SWAP programmes are characterised by small learning steps based on detailed developmental assessments, a high degree of structure and repetition, flexibility and adult tuning to the child’s understanding. The overall objective is to enable the autistic child to make sense of what appears to them a bewildering environment and begin to make active, spontaneous engagement with it. What we have termed ‘contingent problem-solving’ describes how tutors overcome some of the obstacles associated with autism.
- A child with no eye contact and poor social skills is taught turn-taking and how to make requests using a bubble-blowing game.
- A child who withdraws into a trance-like state, even on short car journeys, is given an ‘I-spy’ card to keep him alert.
- A child who displays great anxiety at the sight of car keys is shown a sequence of photos (car, granny’s house, garden, car, home) and is no longer anxious when he understands what is going to happen.
- A child who doesn’t understand the ‘hands up’ rule at school is shown a picture story script each day, illustrating what she has to do and what happens next.
- A child with minimal attention span and who cannot be adult-directed is given a ‘work station’ free from distractions. Toys and activities are introduced gradually when a picture symbol for ‘work’ is shown.
- A child who grabs objects rather than asking for them is trained to hand a picture symbol representing what he wants in exchange for the object (Picture Exchange Communication System).
- Children who are unable to accept change are taught by a ‘surprise’ card to anticipate a change in routine.

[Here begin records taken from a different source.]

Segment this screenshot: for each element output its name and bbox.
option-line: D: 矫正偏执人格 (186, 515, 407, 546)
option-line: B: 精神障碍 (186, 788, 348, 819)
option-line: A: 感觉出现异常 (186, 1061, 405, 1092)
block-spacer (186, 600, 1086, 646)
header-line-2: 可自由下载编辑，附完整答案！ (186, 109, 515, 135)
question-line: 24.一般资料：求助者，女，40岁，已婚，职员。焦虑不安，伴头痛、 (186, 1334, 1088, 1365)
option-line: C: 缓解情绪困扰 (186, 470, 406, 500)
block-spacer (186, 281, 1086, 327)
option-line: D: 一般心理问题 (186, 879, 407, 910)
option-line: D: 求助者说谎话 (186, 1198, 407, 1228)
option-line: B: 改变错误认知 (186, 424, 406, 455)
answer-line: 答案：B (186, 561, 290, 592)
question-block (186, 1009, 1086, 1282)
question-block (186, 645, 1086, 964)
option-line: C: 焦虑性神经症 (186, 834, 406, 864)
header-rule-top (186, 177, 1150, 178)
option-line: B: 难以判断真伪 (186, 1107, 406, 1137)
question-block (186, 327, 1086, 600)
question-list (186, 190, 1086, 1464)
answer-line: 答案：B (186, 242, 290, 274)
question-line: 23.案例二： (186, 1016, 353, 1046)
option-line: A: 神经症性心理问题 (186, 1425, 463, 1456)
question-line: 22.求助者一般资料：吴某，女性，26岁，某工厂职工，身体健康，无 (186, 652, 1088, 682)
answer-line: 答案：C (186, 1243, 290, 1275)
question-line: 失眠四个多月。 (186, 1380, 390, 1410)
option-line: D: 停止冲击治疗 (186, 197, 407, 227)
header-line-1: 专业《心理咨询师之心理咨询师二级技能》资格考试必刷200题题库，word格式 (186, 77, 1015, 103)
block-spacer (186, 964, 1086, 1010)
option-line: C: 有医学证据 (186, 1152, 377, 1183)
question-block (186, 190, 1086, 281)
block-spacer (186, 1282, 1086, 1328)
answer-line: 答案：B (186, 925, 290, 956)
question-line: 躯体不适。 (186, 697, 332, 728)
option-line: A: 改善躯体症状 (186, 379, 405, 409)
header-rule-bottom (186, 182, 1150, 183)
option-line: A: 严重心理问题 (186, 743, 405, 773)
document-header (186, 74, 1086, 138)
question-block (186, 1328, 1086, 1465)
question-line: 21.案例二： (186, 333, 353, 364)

- Children who are afraid of specific activities or places (such as going to the toilet) are helped by placing pictures associated with their favourite obsessions (Harry Potter, aliens, tractors, etc.).
Remarkably, all children made rapid progress and SWAP was effective across a wide range of ability: baseline assessments ranged from a development quotient (DQ) of 24 – a child with severe learning difficulties – to more able children with a DQ of 100. In the best cases, children made DQ gains of more than 60 points in 18 months. Half the sample showed gains in DQ of 20 points or more, and one third showed DQ gains of more than 45 points.
On average, families requested and received 10 hours’ intensive provision per week (range 2.5 hours to 25 hours per week). Significantly, differences in progress were not linked to the amount of intervention time. Children who made the greatest progress received a combination of intervention strategies, including support in mainstream nurseries. Perhaps the most newsworthy of the findings is that 16 out of 17 SWAP ‘graduates’ (94 per cent) to date have gone on to mainstream schools, with varying degrees of support.
It is clear that all families with an ASD diagnosis require access to some form of early intervention, based on a range of flexible approaches tailored to families’ needs. There can be no excuse for LEAs not to act on these data. They must work in partnership with parents and other helping agencies to offset the worst consequences of ASD.